Fiocruz transforma antiga fábrica da bioMérieux no Rio em polo de insumos para o SUS

13/11/2025 11:47 Por Redação NTD

Cessão do imóvel em Jacarepaguá foi formalizada esta semana e visa ampliar autonomia brasileira em biotecnologia e diagnósticos de precisão

A Fundação Oswaldo Cruz (Fiocruz) assinou a cessão de uma antiga fábrica da bioMérieux, em Jacarepaguá, Zona Sudoeste do Rio de Janeiro, que será transformada em um novo polo de produção de insumos e kits diagnósticos destinados ao Sistema Único de Saúde (SUS). A parceria, que une tradição e inovação, é apontada pela instituição como mais um passo na busca por maior soberania nacional em tecnologia para a saúde.

A unidade, que pertencia à empresa francesa líder mundial em diagnósticos, será cedida à Fiocruz por um período inicial de dez anos. A medida decorre da decisão da bioMérieux de encerrar suas atividades industriais no Brasil, mantendo, contudo, compromisso histórico com a saúde pública brasileira — uma colaboração que remonta à década de 1970. Em junho, as duas instituições firmaram ainda um memorando de entendimento para cooperação em pesquisa, desenvolvimento e inovação tecnológica.

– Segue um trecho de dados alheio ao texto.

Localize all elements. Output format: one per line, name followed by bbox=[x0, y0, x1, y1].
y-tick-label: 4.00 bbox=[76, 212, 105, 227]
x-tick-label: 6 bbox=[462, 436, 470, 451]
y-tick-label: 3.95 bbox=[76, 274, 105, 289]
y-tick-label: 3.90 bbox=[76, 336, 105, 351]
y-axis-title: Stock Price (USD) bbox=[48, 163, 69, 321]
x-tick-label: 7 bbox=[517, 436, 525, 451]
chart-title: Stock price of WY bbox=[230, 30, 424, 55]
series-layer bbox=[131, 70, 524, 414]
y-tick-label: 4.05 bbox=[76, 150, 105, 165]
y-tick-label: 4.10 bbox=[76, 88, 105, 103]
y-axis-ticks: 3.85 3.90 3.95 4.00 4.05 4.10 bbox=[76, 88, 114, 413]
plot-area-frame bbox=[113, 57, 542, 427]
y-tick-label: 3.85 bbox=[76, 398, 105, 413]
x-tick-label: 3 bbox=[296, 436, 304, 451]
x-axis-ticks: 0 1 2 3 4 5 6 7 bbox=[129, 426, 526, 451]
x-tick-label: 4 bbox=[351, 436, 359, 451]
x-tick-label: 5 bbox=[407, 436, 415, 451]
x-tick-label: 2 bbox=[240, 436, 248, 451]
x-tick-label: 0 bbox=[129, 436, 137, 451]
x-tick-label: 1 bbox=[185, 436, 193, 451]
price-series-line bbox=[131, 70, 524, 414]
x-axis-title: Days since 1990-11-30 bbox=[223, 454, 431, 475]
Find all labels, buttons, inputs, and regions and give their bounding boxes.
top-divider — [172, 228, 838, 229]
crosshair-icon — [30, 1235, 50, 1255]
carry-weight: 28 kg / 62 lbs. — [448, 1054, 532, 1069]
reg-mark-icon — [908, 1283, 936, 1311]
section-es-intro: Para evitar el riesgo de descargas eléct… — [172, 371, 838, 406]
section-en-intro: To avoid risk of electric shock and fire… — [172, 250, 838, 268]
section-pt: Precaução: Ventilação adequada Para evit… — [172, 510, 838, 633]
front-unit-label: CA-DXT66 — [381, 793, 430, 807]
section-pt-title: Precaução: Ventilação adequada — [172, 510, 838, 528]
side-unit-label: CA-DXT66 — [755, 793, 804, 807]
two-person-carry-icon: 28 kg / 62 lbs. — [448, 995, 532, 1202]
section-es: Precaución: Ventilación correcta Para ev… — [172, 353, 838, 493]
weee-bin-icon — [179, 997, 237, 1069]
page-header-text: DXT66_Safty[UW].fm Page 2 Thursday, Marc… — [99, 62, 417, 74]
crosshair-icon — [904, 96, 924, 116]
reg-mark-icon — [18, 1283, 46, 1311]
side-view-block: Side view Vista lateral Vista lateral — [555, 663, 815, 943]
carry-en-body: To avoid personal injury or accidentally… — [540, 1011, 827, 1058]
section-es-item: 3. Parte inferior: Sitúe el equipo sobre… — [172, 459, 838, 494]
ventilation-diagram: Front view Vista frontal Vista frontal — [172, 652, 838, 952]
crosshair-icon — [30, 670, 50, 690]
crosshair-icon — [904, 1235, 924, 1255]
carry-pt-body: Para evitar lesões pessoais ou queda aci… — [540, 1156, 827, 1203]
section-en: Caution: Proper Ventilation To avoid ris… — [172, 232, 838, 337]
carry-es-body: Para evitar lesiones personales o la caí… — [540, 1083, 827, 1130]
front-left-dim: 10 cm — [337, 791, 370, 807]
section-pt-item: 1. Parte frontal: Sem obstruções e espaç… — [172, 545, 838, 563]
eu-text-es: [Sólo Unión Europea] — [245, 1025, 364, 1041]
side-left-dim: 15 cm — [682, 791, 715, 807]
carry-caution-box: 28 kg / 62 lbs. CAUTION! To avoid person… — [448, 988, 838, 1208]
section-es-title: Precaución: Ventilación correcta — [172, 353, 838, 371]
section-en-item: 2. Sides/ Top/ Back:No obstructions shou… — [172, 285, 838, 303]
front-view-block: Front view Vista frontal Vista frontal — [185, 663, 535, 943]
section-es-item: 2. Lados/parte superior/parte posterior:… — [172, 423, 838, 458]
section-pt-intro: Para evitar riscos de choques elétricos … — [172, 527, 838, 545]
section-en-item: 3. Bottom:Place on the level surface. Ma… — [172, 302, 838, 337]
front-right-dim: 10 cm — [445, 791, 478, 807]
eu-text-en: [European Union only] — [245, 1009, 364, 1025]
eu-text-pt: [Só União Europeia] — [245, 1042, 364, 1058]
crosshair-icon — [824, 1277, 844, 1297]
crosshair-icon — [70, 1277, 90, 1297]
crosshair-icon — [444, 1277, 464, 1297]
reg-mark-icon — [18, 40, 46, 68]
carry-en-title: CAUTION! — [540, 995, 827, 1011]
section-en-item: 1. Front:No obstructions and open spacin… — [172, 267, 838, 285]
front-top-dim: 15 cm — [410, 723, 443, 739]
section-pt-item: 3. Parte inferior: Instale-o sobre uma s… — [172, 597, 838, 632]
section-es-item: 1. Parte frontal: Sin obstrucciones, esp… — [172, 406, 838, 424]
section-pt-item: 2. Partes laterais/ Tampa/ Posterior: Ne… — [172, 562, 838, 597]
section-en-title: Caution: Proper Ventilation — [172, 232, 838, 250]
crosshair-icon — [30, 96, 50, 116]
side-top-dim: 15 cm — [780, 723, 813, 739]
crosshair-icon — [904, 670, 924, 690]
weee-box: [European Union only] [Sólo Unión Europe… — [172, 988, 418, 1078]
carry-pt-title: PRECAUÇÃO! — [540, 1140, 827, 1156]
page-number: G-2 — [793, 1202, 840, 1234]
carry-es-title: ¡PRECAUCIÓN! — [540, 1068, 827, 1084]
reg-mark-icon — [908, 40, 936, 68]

Entrada em operação e atribuições da nova planta

A nova fábrica deve iniciar operações em março de 2026, com foco inicial na produção de testes rápidos. A unidade ficará vinculada ao Instituto de Tecnologia em Imunobiológicos (Bio‑Manguinhos/Fiocruz), responsável pela produção de vacinas, biofármacos e kits diagnósticos prioritários para o SUS. A estrutura permitirá a fabricação integrada dos produtos, desde o preparo das matérias‑primas até o processamento final, além de abrigar setores de controle de qualidade, testes de estabilidade e a produção de painéis para avaliação externa.

Com a incorporação da planta, a Fiocruz espera reduzir prazos de fabricação, aumentar a eficiência produtiva e reforçar a soberania científica do país. “Esse é um passo estratégico para ampliar a capacidade nacional de produção e inovação em diagnósticos, gerando benefícios à população com ferramentas precisas, tempestivas e sustentáveis, acompanhando o avanço tecnológico em favor do enfrentamento de emergências sanitárias”, afirmou o presidente da fundação, Mário Moreira.